ISKANDAR : Patut jadi pelindung dia, sedap muka saudara
tak sedap di mata.
KARNAEN : Engkau di sini rupanya mencari perselisihan ya?
Kalau begitu, atas nama ketertiban rumah makan ini, engkau kuusir, mesti pergi
sekarang juga. Jika tidak, nanti kupanggil polisi.
ISKANDAR : Panggilah polisi, supaya kian jelas, bahwa
orang-orang disini dibelenggu, menggantungkan diri kepada orang lain.
KARNAEN : Sekali lagi aku bertanya, mau pergidari sini,
tidak?
ISKANDAR : Tidak!
KARNAEN : (cepat
mengangkat telpon).
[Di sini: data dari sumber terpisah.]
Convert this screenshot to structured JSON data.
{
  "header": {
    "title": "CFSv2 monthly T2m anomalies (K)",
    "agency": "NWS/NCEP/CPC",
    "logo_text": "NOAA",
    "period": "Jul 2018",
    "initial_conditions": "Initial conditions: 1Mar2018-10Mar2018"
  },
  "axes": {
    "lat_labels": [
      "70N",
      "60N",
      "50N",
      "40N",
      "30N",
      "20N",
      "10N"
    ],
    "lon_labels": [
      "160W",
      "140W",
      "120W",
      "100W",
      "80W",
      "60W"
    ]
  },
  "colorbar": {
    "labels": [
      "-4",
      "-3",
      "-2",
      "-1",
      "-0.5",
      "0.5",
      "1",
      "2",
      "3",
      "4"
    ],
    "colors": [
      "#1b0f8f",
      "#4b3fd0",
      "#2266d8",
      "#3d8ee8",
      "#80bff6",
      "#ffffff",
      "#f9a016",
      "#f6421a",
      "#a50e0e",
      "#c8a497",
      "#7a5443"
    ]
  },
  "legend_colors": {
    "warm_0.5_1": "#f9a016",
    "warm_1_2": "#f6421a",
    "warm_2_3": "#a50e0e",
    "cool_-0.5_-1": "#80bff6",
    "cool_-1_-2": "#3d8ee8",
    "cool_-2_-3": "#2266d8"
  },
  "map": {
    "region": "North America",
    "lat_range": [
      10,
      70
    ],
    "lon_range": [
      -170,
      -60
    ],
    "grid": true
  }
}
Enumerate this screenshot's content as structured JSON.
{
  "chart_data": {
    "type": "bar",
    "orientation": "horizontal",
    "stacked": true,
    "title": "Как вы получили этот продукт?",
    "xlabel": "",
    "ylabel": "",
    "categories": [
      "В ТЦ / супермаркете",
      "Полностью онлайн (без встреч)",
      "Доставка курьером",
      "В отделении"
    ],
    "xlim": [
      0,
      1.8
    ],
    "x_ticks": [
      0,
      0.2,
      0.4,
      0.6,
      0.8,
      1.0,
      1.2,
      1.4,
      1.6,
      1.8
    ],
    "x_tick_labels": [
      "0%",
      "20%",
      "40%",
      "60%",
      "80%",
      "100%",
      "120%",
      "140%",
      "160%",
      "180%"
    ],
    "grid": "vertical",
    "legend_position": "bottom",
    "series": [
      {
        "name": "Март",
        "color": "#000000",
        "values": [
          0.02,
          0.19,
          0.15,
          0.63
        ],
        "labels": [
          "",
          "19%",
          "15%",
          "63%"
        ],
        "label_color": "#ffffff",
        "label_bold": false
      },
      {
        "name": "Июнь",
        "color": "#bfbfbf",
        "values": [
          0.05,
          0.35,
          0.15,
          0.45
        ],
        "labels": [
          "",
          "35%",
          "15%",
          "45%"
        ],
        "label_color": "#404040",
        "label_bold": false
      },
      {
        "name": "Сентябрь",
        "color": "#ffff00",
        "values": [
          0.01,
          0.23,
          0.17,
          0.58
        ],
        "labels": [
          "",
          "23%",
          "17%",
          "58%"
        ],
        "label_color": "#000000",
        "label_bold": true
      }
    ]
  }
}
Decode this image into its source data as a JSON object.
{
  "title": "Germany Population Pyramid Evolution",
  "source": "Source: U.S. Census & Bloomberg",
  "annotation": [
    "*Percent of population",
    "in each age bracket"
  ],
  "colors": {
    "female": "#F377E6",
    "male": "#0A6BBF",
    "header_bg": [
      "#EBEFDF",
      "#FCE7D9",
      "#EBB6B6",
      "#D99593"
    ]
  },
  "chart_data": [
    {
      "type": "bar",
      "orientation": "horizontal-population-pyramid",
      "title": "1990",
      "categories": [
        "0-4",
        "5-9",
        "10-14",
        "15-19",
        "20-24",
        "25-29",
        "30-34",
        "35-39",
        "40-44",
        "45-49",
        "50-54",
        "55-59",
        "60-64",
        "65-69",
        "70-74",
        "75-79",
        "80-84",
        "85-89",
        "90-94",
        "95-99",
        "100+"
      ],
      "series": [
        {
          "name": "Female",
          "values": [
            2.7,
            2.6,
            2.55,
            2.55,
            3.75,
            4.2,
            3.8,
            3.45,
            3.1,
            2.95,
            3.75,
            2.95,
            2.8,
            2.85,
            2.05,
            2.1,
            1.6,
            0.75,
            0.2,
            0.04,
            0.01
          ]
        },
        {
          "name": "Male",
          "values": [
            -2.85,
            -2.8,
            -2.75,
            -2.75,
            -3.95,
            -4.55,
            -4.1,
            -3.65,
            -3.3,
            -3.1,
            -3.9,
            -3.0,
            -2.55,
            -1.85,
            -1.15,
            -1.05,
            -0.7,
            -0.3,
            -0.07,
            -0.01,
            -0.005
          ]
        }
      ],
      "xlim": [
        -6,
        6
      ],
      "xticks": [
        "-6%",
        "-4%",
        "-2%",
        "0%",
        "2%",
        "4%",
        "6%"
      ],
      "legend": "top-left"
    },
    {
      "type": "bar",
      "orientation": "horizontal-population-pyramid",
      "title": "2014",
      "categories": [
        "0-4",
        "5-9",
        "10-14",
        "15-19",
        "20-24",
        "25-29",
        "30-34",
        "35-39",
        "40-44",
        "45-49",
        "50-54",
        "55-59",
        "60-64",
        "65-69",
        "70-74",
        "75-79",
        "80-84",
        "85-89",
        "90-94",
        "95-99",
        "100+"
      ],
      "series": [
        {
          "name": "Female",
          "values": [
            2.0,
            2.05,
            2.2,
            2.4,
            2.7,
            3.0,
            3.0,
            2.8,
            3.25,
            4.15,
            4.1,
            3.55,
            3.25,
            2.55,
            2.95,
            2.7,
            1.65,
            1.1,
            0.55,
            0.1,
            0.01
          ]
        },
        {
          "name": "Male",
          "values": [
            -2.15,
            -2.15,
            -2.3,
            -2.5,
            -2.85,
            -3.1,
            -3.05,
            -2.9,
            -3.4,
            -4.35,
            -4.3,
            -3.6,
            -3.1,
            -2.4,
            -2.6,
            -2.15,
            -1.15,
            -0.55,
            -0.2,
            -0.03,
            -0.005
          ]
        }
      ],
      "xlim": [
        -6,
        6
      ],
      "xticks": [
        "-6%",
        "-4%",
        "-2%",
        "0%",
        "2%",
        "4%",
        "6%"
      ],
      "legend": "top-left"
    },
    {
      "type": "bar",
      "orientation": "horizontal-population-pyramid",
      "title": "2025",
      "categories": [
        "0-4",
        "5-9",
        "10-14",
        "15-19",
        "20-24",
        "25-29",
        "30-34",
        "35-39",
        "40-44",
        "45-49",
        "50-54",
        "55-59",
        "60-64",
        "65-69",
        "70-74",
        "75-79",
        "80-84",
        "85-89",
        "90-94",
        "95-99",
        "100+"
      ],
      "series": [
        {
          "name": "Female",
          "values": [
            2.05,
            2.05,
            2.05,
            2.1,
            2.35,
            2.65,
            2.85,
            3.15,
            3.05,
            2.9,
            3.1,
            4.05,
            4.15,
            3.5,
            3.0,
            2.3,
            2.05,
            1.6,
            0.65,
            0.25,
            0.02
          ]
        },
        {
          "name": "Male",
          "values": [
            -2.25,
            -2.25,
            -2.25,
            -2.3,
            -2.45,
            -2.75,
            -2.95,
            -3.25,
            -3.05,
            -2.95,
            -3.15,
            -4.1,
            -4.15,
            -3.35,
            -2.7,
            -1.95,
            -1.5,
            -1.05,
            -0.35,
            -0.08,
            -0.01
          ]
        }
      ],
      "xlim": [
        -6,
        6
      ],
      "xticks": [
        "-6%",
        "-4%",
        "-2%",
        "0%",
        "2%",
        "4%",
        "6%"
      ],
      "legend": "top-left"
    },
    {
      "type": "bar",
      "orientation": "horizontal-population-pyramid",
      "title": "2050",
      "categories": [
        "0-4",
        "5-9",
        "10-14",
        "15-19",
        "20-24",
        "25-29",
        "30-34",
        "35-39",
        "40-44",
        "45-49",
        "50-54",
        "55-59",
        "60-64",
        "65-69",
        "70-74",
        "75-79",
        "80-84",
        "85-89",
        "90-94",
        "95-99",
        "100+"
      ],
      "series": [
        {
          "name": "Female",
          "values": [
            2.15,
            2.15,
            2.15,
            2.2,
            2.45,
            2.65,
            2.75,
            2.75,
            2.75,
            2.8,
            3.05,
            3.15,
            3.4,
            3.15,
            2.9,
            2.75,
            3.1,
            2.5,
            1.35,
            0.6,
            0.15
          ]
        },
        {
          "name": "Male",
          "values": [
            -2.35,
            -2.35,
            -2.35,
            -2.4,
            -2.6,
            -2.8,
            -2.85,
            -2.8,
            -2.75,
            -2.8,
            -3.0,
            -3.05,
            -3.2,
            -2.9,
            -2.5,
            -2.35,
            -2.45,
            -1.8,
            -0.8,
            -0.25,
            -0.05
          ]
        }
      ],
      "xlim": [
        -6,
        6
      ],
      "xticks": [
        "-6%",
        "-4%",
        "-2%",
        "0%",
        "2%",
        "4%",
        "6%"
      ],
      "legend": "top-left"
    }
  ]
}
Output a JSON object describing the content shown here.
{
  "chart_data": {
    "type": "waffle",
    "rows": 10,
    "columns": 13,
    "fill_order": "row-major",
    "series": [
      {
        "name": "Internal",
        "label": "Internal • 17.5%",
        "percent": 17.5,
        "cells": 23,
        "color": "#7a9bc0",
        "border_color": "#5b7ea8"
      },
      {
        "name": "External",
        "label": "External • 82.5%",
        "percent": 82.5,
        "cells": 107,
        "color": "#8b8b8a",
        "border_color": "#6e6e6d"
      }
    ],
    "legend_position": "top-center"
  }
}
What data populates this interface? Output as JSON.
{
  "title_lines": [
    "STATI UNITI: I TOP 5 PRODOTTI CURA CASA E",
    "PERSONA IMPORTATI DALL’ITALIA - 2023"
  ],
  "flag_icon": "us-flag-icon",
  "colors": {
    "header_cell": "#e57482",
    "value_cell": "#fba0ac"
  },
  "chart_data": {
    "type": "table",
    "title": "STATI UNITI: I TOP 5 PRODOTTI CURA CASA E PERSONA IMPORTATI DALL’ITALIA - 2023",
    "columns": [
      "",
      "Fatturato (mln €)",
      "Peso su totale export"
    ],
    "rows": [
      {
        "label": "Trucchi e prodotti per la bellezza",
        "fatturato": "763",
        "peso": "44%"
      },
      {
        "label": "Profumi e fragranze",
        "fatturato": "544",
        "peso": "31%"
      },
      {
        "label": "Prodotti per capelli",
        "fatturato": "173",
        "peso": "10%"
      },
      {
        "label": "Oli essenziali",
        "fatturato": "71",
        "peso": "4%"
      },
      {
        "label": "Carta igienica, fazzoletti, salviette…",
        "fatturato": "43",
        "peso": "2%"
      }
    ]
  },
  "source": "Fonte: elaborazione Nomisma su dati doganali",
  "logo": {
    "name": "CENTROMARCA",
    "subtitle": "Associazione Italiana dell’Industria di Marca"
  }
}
Minta kantor polisi! –ya, ini kantor polisi? –di sini
rumah makan Sambara. –saya minta bantuan polisi , supaya lekas mendatangi kamidisini.-ada
yang mengganggu ketertiban, datangdisini mencari perselisihan. –dia mengejek,
menghina kepada kami. –boleh jadi dia gila. –sudah, tapi dia tak mau pergi.
–ya, sekarang masih ada di sini. –terima kasih! (telpon diletakkan).
ISKANDAR : Itukah keberanianmu, keberanian pelindung?
KARNAEN : Aku manusia beradab, tahu aturan, bukan karena
takut menghadapi engkau.
ISKANDAR : Hh, manusia itu pakainnya saja yang bagus, tak
tahu ia, bahwa itu hatinya lebih kotor dari kakus. (berjalan hendak keluar).
KARNAEN : (menghampiri
seraya mengepalkan tangan). Jangan lari pengecut!
ISKANDAR : Aku manusia merdeka, tiada seorang juga yang
berhak menyuruh dan menahan aku. (terus
berjalan).
KARNAEN : (menjangkau
bahu Iskandar). Diam!
ISKANDAR : (cepat
memutar badan, meninju Karnaen).
KARNAEN : (jatuh
terlentang).
ISKANDAR : (menjunjung
kursi hendak membanting Karnaen).
ANI : (menjerit).
ISKANDAR : (melepaskan
kursi dari pegangan, pergi keluar).
ADEGAN 15
ANI : (cepat mendapatkan Karnaen, menolong
membangunkan). Sakit, mas?
KARNAEN : (bangkit
memijit-mijit tangan kiri). Ya.
ANI : Oh,
apa yang mesti kulakukan?
KARNAEN : Tariklah oleh kedua belah tanganmu. (mengulurkan tangan kiri).
ANI : (memegang tangan Karnaen dan menariknya).
KARNAEN : (menyeringai).
Aduh! Sudah, An sudah dulu!
ANI : (melepaskan tangan Karnaen).
KARNAEN : (memalingkan
muka Ani dan memijit-mijit tangan). Dapatkah selamanya engkau mengulurkan
tangan kepadaku, mengindahkan suara hatiku, An?
ANI : Saya
tidak mengerti, mas.
KARNAEN : (terkulai).
Ya, engkau tak tahu menaruh kasihan kepadaku. (berjalan perlahan-lahan). Hanya jika aku memakai baju tentara, baru
engkau mau mengindahkan cintaku.
ANI : Ah,
mas, saya kian tidak mengerti.
KARNAEN : (duduk di
kursi, membelakangi Ani). Bukankah orang seperti Suherman yang kau indahkan
dan kau anggap laki-laki yang patut kau serahi baktimu?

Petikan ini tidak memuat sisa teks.